Three things came out of the pandemic that were previously unknown: working from home is awesome, toilet paper will definitely be currency when the world ends, and people absolutely love to bake. Flour disappeared from the shelves and Instagram feeds were flooded with photos of peoples home-made sourdough and pizza. Friends would eventually turn a hobby into a side-hustle and sometimes into a full-fledged business. One of the biggest pandemic-fueled hobbies was pizza making.
In one poll of pizza-loving Americans, a whole 72 percent said they would eat pizza for breakfast, lunch, and dinner and not get tired of it. Pizza nerds would unite over hydration percentages, types of flour, proof times, and baking methods. One thing was certain, if you don't have a dedicated pizza oven, a pizza stone is the next best option and taking care of it is paramount to ensuring you continue to have crispy and delicious pizza at home. Whether it's frozen pizza, a made-from-scratch pie, or a leftover slice, the pizza stone is a phenomenal tool for your home kitchen and taking proper care of it is easier than you think.
Step 1: Allow the Stone to Cool
After using a pizza stone, allow it to cool completely before cleaning it. Dipping the stone in the water while still hot can shock it and cause it to crack due to the sudden temperature change. Even if it doesn’t crack, the shock is likely to impact its structural integrity. So, just turn your oven off, and let the stone cool.
Step 2: Scrape Away Food Bits
Once it has cooled, use the bench scraper to scrape away food bits. A metal or plastic spatula can also be handy for this task. If you use a metal spatula, be sure to scrape lightly to avoid scratching your stone.
Step 3: Remove Stuck-on Food
In some cases, burnt food bits from your stone-fired pizza can get stuck to the stone, even after scraping. Here is where the baking soda comes in handy. Mix one tablespoon of baking soda with water to make a paste for spot-treating the stuck-on bits. Leave it for a few minutes before scrubbing it with a stiff-bristled nylon brush. You can also use medium-grit sandpaper to sand down the crumbs.
Step 4: Wipe It Down
Once you have cleared the bits, use the soft microfiber cloth to wipe down the surface of your stone. Ensure the cloth is damp before wiping the stone. If there are still food bits on the surface, you can heat the stone to 500°F in the oven for about an hour before scraping off the debris.
Step 5: Let It Dry
Allow your pizza stone to dry completely; this takes about 1 to 2 hours.
Unlike your typical kitchen utensils, your pizza stone requires some special care.

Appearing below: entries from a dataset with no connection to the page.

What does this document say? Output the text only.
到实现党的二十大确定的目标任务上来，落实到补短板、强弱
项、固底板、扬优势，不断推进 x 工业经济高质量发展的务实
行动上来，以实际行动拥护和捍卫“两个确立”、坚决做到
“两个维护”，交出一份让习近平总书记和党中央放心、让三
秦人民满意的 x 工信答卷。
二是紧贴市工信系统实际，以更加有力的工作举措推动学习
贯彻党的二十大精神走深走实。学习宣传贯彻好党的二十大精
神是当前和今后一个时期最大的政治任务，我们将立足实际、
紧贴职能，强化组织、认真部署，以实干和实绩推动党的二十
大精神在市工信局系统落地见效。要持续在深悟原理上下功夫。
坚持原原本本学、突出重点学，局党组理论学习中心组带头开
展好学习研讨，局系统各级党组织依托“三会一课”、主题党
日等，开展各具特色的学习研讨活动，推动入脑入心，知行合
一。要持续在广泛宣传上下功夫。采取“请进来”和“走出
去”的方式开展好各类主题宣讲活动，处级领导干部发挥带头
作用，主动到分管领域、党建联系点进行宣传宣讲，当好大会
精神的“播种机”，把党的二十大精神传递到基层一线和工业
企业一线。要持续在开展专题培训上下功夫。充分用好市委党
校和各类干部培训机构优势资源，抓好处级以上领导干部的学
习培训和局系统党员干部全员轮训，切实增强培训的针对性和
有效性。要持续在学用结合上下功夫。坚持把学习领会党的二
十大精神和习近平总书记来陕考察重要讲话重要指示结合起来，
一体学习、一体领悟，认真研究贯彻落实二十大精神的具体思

You don’t need water and soap to clean it. A pizza stone has a porous structure. The pores are useful in absorbing moisture from your pizza to make it superbly crispy. So, if you wash it with soap, the pores will absorb it, giving your pizza a soapy taste — you don’t want that!
You should never submerge your stone in water. Even if it has cooled completely, water is a definite no-no. You just need to scrape off the food bits with a scraper or dry brush and wipe it down using a damp cloth.

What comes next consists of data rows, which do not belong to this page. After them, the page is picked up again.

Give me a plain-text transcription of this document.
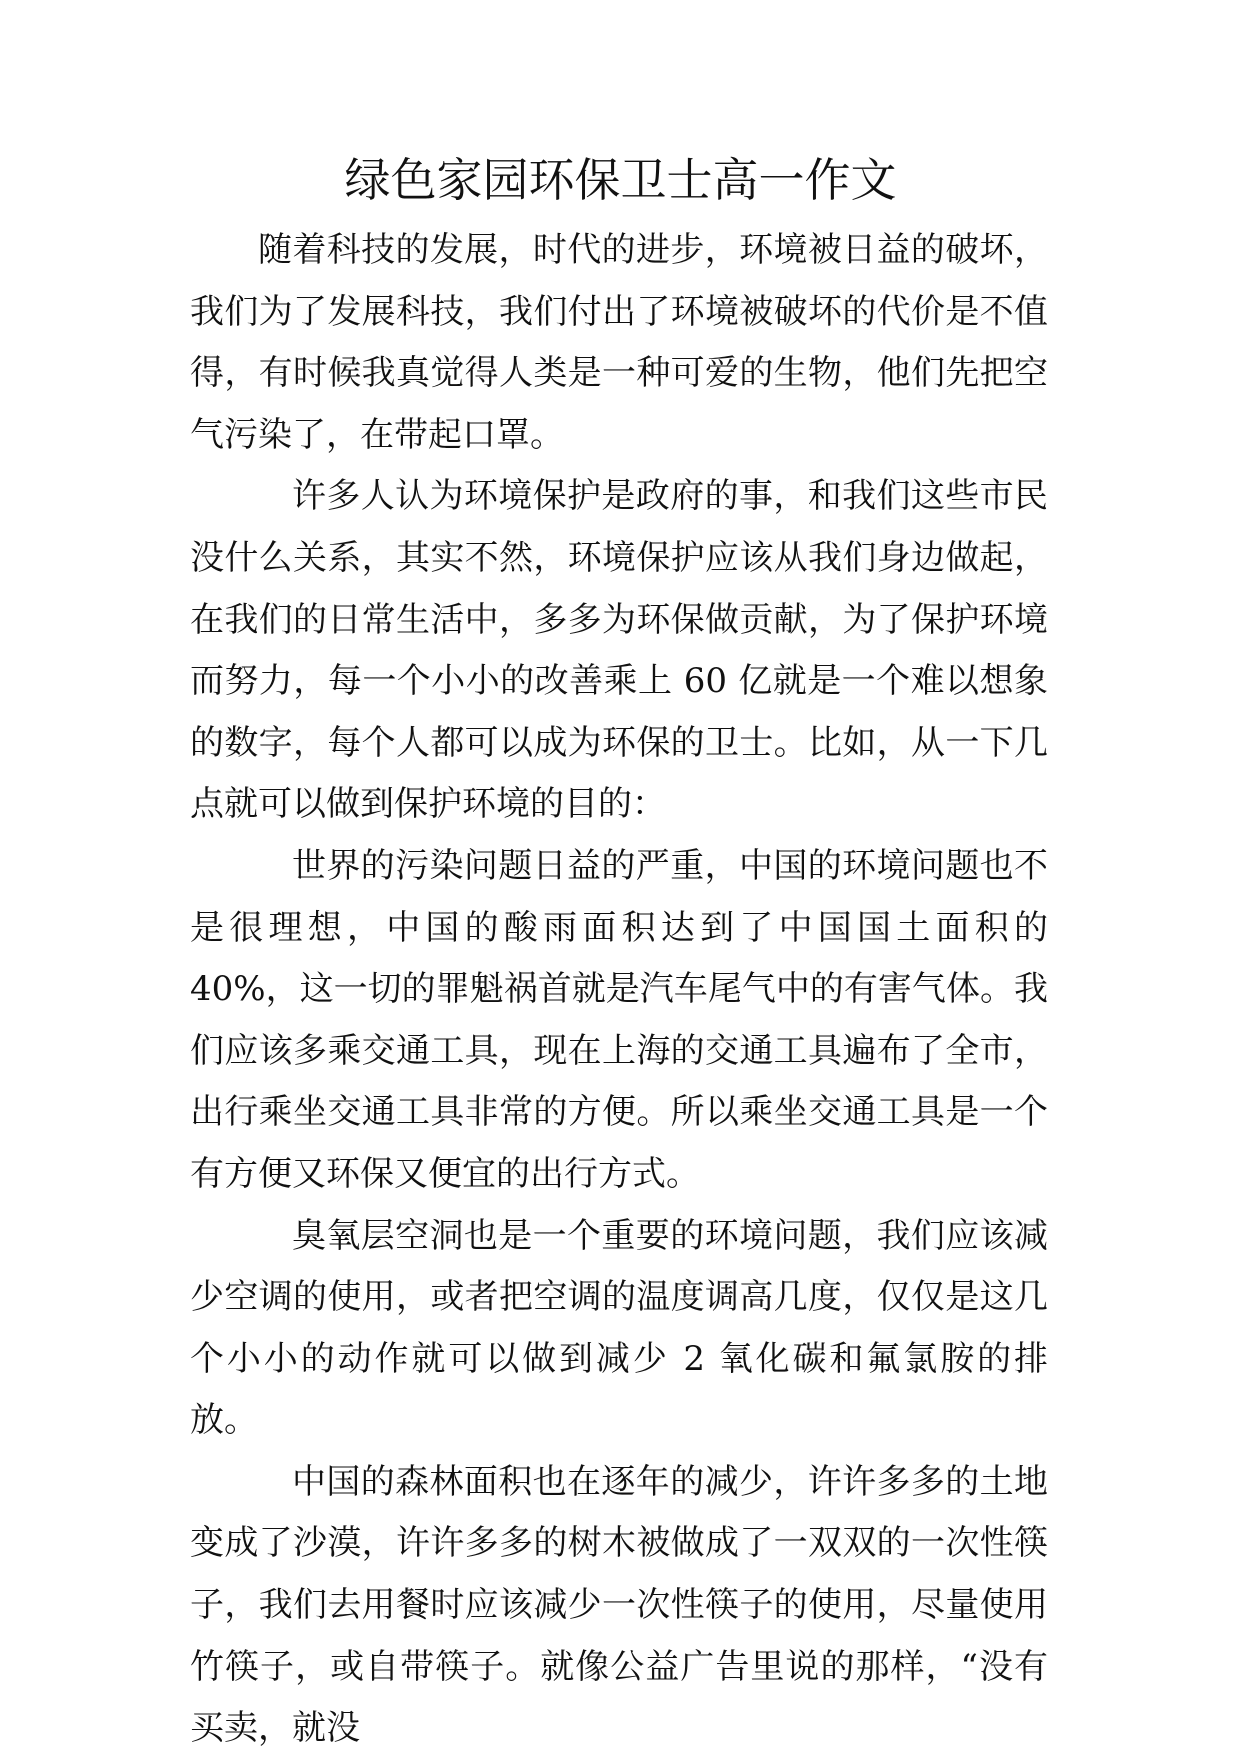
绿色家园环保卫士高一作文

随着科技的发展，时代的进步，环境被日益的破坏，我们为了发展科技，我们付出了环境被破坏的代价是不值得，有时候我真觉得人类是一种可爱的生物，他们先把空气污染了，在带起口罩。

许多人认为环境保护是政府的事，和我们这些市民没什么关系，其实不然，环境保护应该从我们身边做起，在我们的日常生活中，多多为环保做贡献，为了保护环境而努力，每一个小小的改善乘上 60 亿就是一个难以想象的数字，每个人都可以成为环保的卫士。比如，从一下几点就可以做到保护环境的目的：

世界的污染问题日益的严重，中国的环境问题也不是很理想，中国的酸雨面积达到了中国国土面积的 40%，这一切的罪魁祸首就是汽车尾气中的有害气体。我们应该多乘交通工具，现在上海的交通工具遍布了全市，出行乘坐交通工具非常的方便。所以乘坐交通工具是一个有方便又环保又便宜的出行方式。

臭氧层空洞也是一个重要的环境问题，我们应该减少空调的使用，或者把空调的温度调高几度，仅仅是这几个小小的动作就可以做到减少 2 氧化碳和氟氯胺的排放。

中国的森林面积也在逐年的减少，许许多多的土地变成了沙漠，许许多多的树木被做成了一双双的一次性筷子，我们去用餐时应该减少一次性筷子的使用，尽量使用竹筷子，或自带筷子。就像公益广告里说的那样，“没有买卖，就没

A pizza stone isn’t dishwasher-safe, so be ready to make use of your hands. The dishwasher detergent is likely to affect the non-stick seasoning, meaning it will take longer for your stone to develop seasoning. The detergent will also get into the pores.
However, some stones do claim to be dishwasher safe. For example, the American Metalcraft Store and Pampered Chef offer stones which they claim are dishwasher safe.

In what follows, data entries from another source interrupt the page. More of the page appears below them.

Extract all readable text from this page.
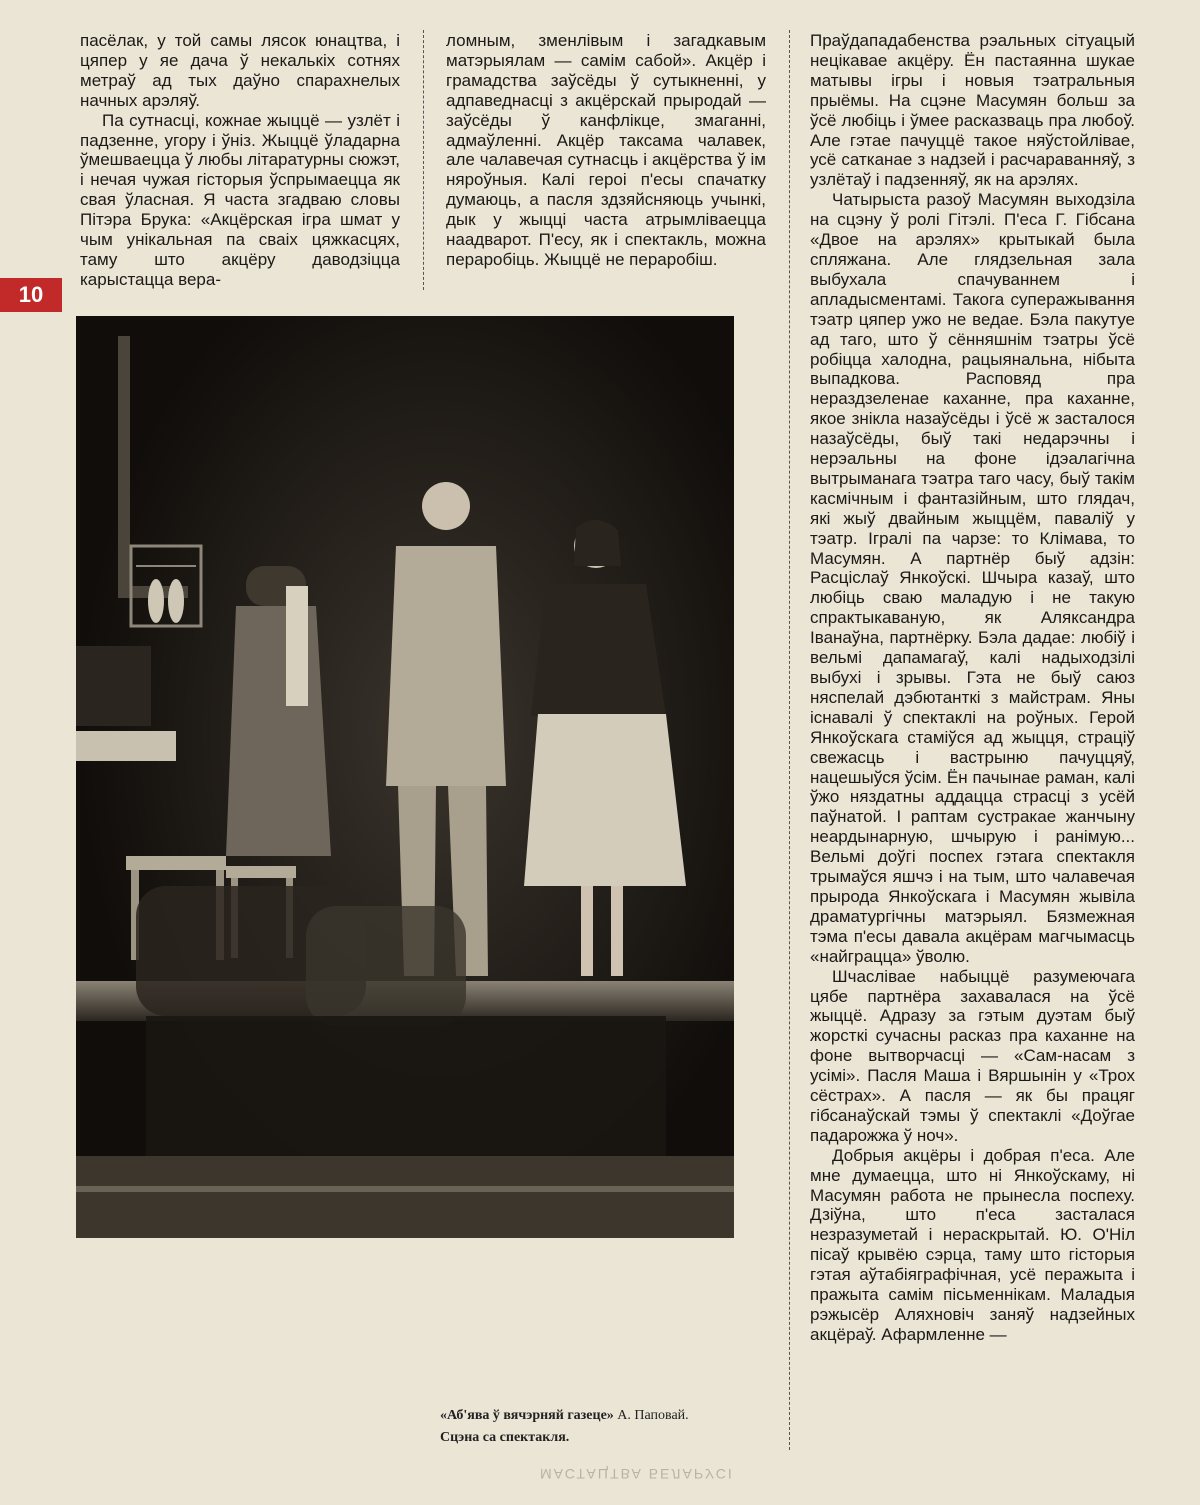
пасёлак, у той самы лясок юнацтва, і цяпер у яе дача ў некалькіх сотнях метраў ад тых даўно спарахнелых начных арэляў.

Па сутнасці, кожнае жыццё — узлёт і падзенне, угору і ўніз. Жыццё ўладарна ўмешваецца ў любы літаратурны сюжэт, і нечая чужая гісторыя ўспрымаецца як свая ўласная. Я часта згадваю словы Пітэра Брука: «Акцёрская ігра шмат у чым унікальная па сваіх цяжкасцях, таму што акцёру даводзіцца карыстацца вера-

ломным, зменлівым і загадкавым матэрыялам — самім сабой». Акцёр і грамадства заўсёды ў сутыкненні, у адпаведнасці з акцёрскай прыродай — заўсёды ў канфлікце, змаганні, адмаўленні. Акцёр таксама чалавек, але чалавечая сутнасць і акцёрства ў ім няроўныя. Калі героі п'есы спачатку думаюць, а пасля здзяйсняюць учынкі, дык у жыцці часта атрымліваецца наадварот. П'есу, як і спектакль, можна пераробіць. Жыццё не пераробіш.

Праўдападабенства рэальных сітуацый нецікавае акцёру. Ён пастаянна шукае матывы ігры і новыя тэатральныя прыёмы. На сцэне Масумян больш за ўсё любіць і ўмее расказваць пра любоў. Але гэтае пачуццё такое няўстойлівае, усё сатканае з надзей і расчараванняў, з узлётаў і падзенняў, як на арэлях.

Чатырыста разоў Масумян выходзіла на сцэну ў ролі Гітэлі. П'еса Г. Гібсана «Двое на арэлях» крытыкай была спляжана. Але глядзельная зала выбухала спачуваннем і апладысментамі. Такога суперажывання тэатр цяпер ужо не ведае. Бэла пакутуе ад таго, што ў сённяшнім тэатры ўсё робіцца халодна, рацыянальна, нібыта выпадкова. Расповяд пра нераздзеленае каханне, пра каханне, якое знікла назаўсёды і ўсё ж засталося назаўсёды, быў такі недарэчны і нерэальны на фоне ідэалагічна вытрыманага тэатра таго часу, быў такім касмічным і фантазійным, што глядач, які жыў двайным жыццём, паваліў у тэатр. Ігралі па чарзе: то Клімава, то Масумян. А партнёр быў адзін: Расціслаў Янкоўскі. Шчыра казаў, што любіць сваю маладую і не такую спрактыкаваную, як Аляксандра Іванаўна, партнёрку. Бэла дадае: любіў і вельмі дапамагаў, калі надыходзілі выбухі і зрывы. Гэта не быў саюз няспелай дэбютанткі з майстрам. Яны існавалі ў спектаклі на роўных. Герой Янкоўскага стаміўся ад жыцця, страціў свежасць і вастрыню пачуццяў, нацешыўся ўсім. Ён пачынае раман, калі ўжо няздатны аддацца страсці з усёй паўнатой. І раптам сустракае жанчыну неардынарную, шчырую і ранімую... Вельмі доўгі поспех гэтага спектакля трымаўся яшчэ і на тым, што чалавечая прырода Янкоўскага і Масумян жывіла драматургічны матэрыял. Бязмежная тэма п'есы давала акцёрам магчымасць «найграцца» ўволю.

Шчаслівае набыццё разумеючага цябе партнёра захавалася на ўсё жыццё. Адразу за гэтым дуэтам быў жорсткі сучасны расказ пра каханне на фоне вытворчасці — «Сам-насам з усімі». Пасля Маша і Вяршынін у «Трох сёстрах». А пасля — як бы працяг гібсанаўскай тэмы ў спектаклі «Доўгае падарожжа ў ноч».

Добрыя акцёры і добрая п'еса. Але мне думаецца, што ні Янкоўскаму, ні Масумян работа не прынесла поспеху. Дзіўна, што п'еса засталася незразуметай і нераскрытай. Ю. О'Ніл пісаў крывёю сэрца, таму што гісторыя гэтая аўтабіяграфічная, усё перажыта і пражыта самім пісьменнікам. Маладыя рэжысёр Аляхновіч заняў надзейных акцёраў. Афармленне —

10
«Аб'ява ў вячэрняй газеце» А. Паповай.
Сцэна са спектакля.
МАСТАЦТВА БЕЛАРУСІ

When reheating or baking stone pizza, the unexpected happens — your pizza gets stuck to the stone. This occurs because of three main reasons:
- You didn’t adequately preheat the stone.
- Your stone was not clean.
- Your dough was too sticky.
Keep your stone clean: Stuck-on food bits cause the next item to stick to those stuck on bits. So, it’s vital to clean your pizza stone after each cook, and the steps above show how you can do that. Remember to clean it properly after each use -- you owe it to yourself.
The dough preparation process matters: It can be tricky to work with sticky dough when baking the crust from scratch. So, the trick is to add cornmeal and some flour to your dough to minimize stickiness. Also, apply flour and cornmeal to working surfaces. Some people will line their stone with parchment paper if the dough is sticky — while it helps, it’s not recommended.
Be sure to preheat your stone: You need to preheat your stone for about 20 to 30 minutes. It needs to reach 475 and 500 degrees Fahrenheit. This range of temperature is right for placing your pizza into the oven. Avoid placing the pizza on the stone while it’s still out of the oven.
The pizza stone doesn’t demand much - just some scraping, scrubbing, and wiping. If you like the taste of crispy stone hot pizza, taking the time to clean this vital tool is worth it. Just remember not to use soap to avoid eating pizza with a soapy taste. It doesn’t take long to clean the stone. Once it has cooled completely, you’ll only need 10 to 20 minutes to clean it.